The gradients only tell us the slope of our function, they don’t actually tell us exactly how far to adjust the parameters. But it gives us some idea of how far; if the slope is very large, then that may suggest that we have more adjustments to do, whereas if the slope is very small, that may suggest that we are close to the optimal value. - fastbook

Loss vs Metric

Aspect Metric Loss
Purpose Difference Drives human understanding of performance Drives automated learning by optimization
Smoothness Requirement Not constrained by smoothness Requires smoothness for meaningful derivative
Optimization vs. Real Goal Reflects actual goals Compromise between real goals and optimization
Calculation Process Provides overall model evaluation Calculated per item, averaged at epoch end
Focus Consideration Primary focus for judging performance Important for automated learning, may not directly represent end goal

Why Batches?

After loss function calculation; When should the system update weights? if loss is calculated for one item it would not be much informational as it would result in imprecise and unstable gradient if loss is calculated for entire dataset it would take very long

Mini Batch

So, we count the average loss for few data items at a time (Mini Batch) BatchSize = Number of items

Batch Size Quality Time Size
Larger more accurate and stable estimate of your dataset’s gradients from the loss function longer time to process  will process fewer mini-batches per epoch

NOTE: We can’t use large batch size due to limitation of GPU memory

Randomization with mini batches

Dataset creates list of input-label tuples which is passed into DataLoaders both in PyTorch and FastAI so that random mini batches can be created

ds = L(enumerate(string.ascii_lowercase))
ds
>> (#26) [(0, 'a'),(1, 'b'),(2, 'c'),(3, 'd'),(4, 'e'),(5, 'f'),(6, 'g'),(7, 'h'),(8, 'i'),(9, 'j')...]

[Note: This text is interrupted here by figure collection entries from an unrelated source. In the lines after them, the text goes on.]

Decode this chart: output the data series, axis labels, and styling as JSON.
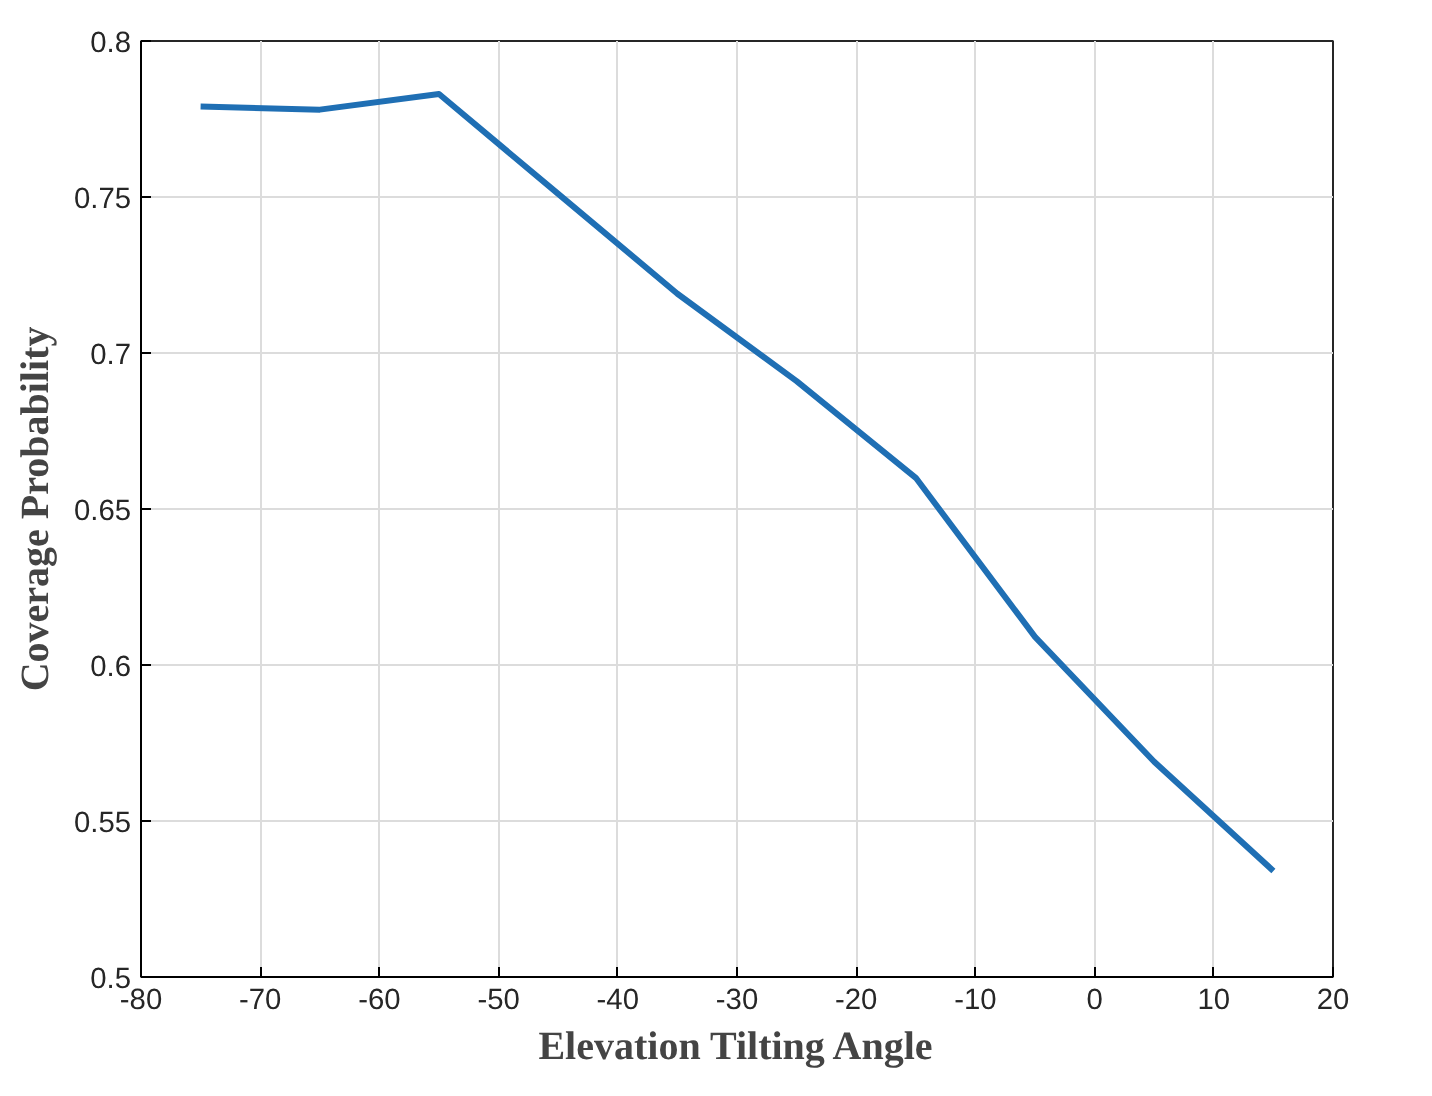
{
  "chart_data": {
    "type": "line",
    "xlabel": "Elevation Tilting Angle",
    "ylabel": "Coverage Probability",
    "x": [
      -75,
      -65,
      -55,
      -45,
      -35,
      -25,
      -15,
      -5,
      5,
      15
    ],
    "series": [
      {
        "color": "#1f6fb4",
        "values": [
          0.779,
          0.778,
          0.783,
          0.751,
          0.719,
          0.691,
          0.66,
          0.609,
          0.569,
          0.534
        ]
      }
    ],
    "xlim": [
      -80,
      20
    ],
    "xticks": [
      -80,
      -70,
      -60,
      -50,
      -40,
      -30,
      -20,
      -10,
      0,
      10,
      20
    ],
    "ylim": [
      0.5,
      0.8
    ],
    "yticks": [
      0.5,
      0.55,
      0.6,
      0.65,
      0.7,
      0.75,
      0.8
    ],
    "grid": true,
    "line_style": "solid",
    "marker": "none"
  }
}
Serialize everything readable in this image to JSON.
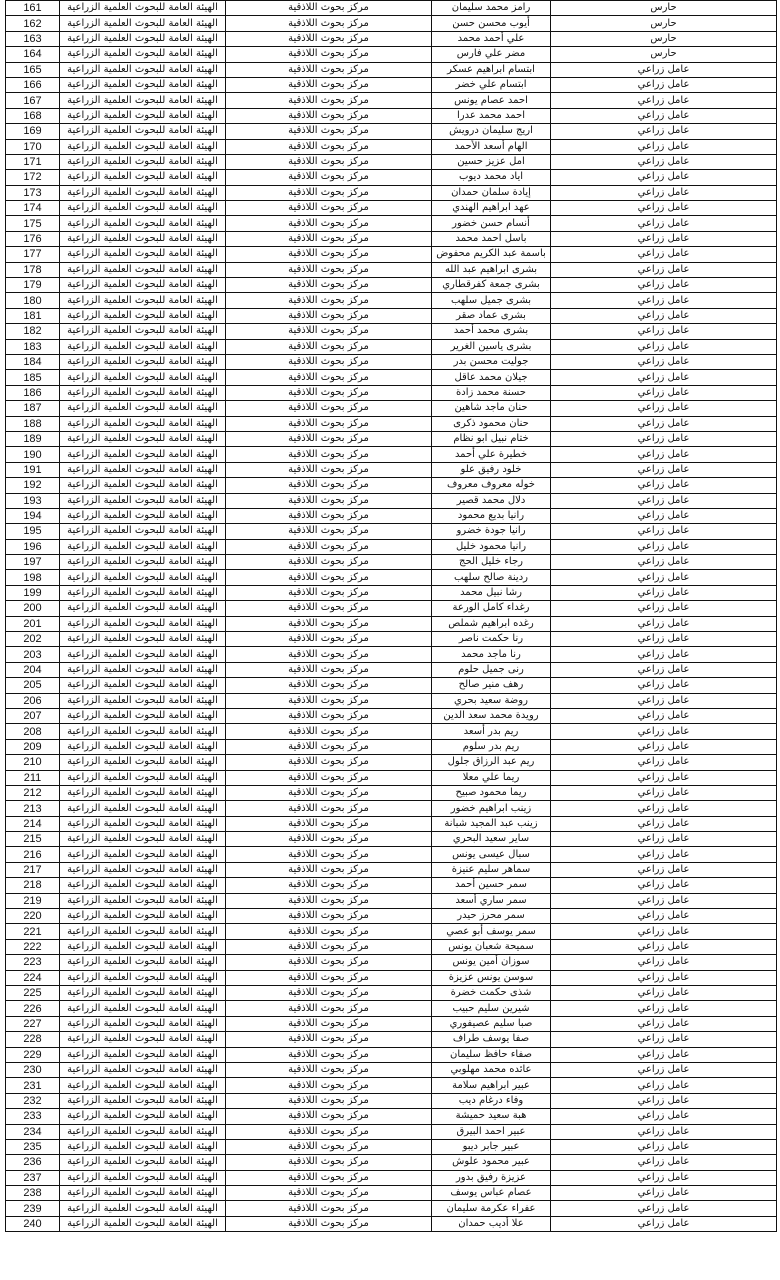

dl = DataLoader(ds, batch_size=6, shuffle=True)
list(dl)
>> [(tensor([17, 18, 10, 22,  8, 14]), ('r', 's', 'k', 'w', 'i', 'o')),
 (tensor([20, 15,  9, 13, 21, 12]), ('u', 'p', 'j', 'n', 'v', 'm')),
 (tensor([ 7, 25,  6,  5, 11, 23]), ('h', 'z', 'g', 'f', 'l', 'x')),
 (tensor([ 1,  3,  0, 24, 19, 16]), ('b', 'd', 'a', 'y', 't', 'q')),
 (tensor([2, 4]), ('c', 'e'))]
Term Meaning
ReLU Function that returns 0 for negative numbers and doesn’t change positive numbers.
Mini-batch A small group of inputs and labels gathered together in two arrays. A gradient descent step is updated on this batch (rather than a whole epoch).
Forward pass Applying the model to some input and computing the predictions.
Loss A value that represents how well (or badly) our model is doing.
Gradient The derivative of the loss with respect to some parameter of the model.
Backward pass Computing the gradients of the loss with respect to all model parameters.
Gradient descent Taking a step in the directions opposite to the gradients to make the model parameters a little bit better.
Learning rate The size of the step we take when applying SGD to update the parameters of the model.